Another example, Fred purchased his home in joint tenancy with his sister when he was single.  Fred later got married and created a will that left everything to his wife.  However, Fred never changed title to the property that was held in joint tenancy with his sister.  As a result, the bulk of his estate passed to his sister and not his wife.  

Many of these problems can be avoided by creating a living trust centered estate plan.  Most assets can either be titled in the name of a living trust or the living trust can be named as the beneficiary.  As a result, a living trust can control how your assets will be distributed.
2. Planning your estate around specific assets.  Unless it is imperative that a specific asset goes to a specific person, it is not recommended to plan around specific assets.

Example:  John had three children that he intended on treating equally.  He titled his home in joint tenancy with his older daughter, added his younger daughter as a signer on his savings account and named his son as the beneficiary of his life insurance policy.  When he made these arrangements, all three assets were of roughly equal value.  Over the years, he sold his home, put the proceeds in his savings account and let his life insurance policy lapse.  When he passed away, the savings account passed to his younger daughter.  He unintentionally ended up disinheriting his other two children.  

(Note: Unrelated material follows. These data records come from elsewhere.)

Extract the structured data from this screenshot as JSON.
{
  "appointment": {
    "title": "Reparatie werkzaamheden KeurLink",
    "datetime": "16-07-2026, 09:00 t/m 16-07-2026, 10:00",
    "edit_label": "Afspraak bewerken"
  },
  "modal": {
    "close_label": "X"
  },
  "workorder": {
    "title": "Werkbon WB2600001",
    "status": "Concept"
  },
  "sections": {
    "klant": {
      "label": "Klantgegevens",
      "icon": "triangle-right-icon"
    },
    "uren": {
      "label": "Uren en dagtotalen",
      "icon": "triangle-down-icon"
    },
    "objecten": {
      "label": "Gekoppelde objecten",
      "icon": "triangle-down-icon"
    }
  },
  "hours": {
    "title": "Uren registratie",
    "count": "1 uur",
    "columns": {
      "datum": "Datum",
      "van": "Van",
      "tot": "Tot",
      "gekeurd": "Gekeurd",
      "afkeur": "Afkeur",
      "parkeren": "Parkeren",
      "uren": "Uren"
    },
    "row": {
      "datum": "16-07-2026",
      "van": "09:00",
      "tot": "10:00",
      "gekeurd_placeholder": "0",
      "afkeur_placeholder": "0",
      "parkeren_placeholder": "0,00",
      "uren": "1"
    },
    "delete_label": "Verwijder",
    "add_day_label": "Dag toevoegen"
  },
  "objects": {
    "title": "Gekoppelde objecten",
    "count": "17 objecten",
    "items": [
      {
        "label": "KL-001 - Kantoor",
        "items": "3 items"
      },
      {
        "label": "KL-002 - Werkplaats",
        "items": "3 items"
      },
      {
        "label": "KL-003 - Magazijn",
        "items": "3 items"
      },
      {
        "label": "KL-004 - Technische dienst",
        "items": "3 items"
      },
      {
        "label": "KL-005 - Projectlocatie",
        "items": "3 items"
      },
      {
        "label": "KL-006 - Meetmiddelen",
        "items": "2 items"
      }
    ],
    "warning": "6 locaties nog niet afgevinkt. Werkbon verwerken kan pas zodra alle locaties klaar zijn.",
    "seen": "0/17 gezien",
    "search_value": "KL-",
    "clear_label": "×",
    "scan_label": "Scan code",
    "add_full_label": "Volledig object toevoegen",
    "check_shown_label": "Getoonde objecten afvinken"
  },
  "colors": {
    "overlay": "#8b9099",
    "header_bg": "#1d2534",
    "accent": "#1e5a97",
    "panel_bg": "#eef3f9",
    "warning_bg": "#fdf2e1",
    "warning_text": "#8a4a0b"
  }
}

This same problem can occur when leaving specific assets to specific individuals under a will.  If you no longer own that asset, the bequest usually lapses.  By creating a living trust centered estate plan, you can divide your estate equally amongst your children and give each child the right to take a specific asset as part of his/her share.  This way, you avoid unintentionally disinheriting some of your children.

Working with a counseling-oriented estate planning attorney can help you avoid these common pitfalls and make sure your assets are divided according to your wishes.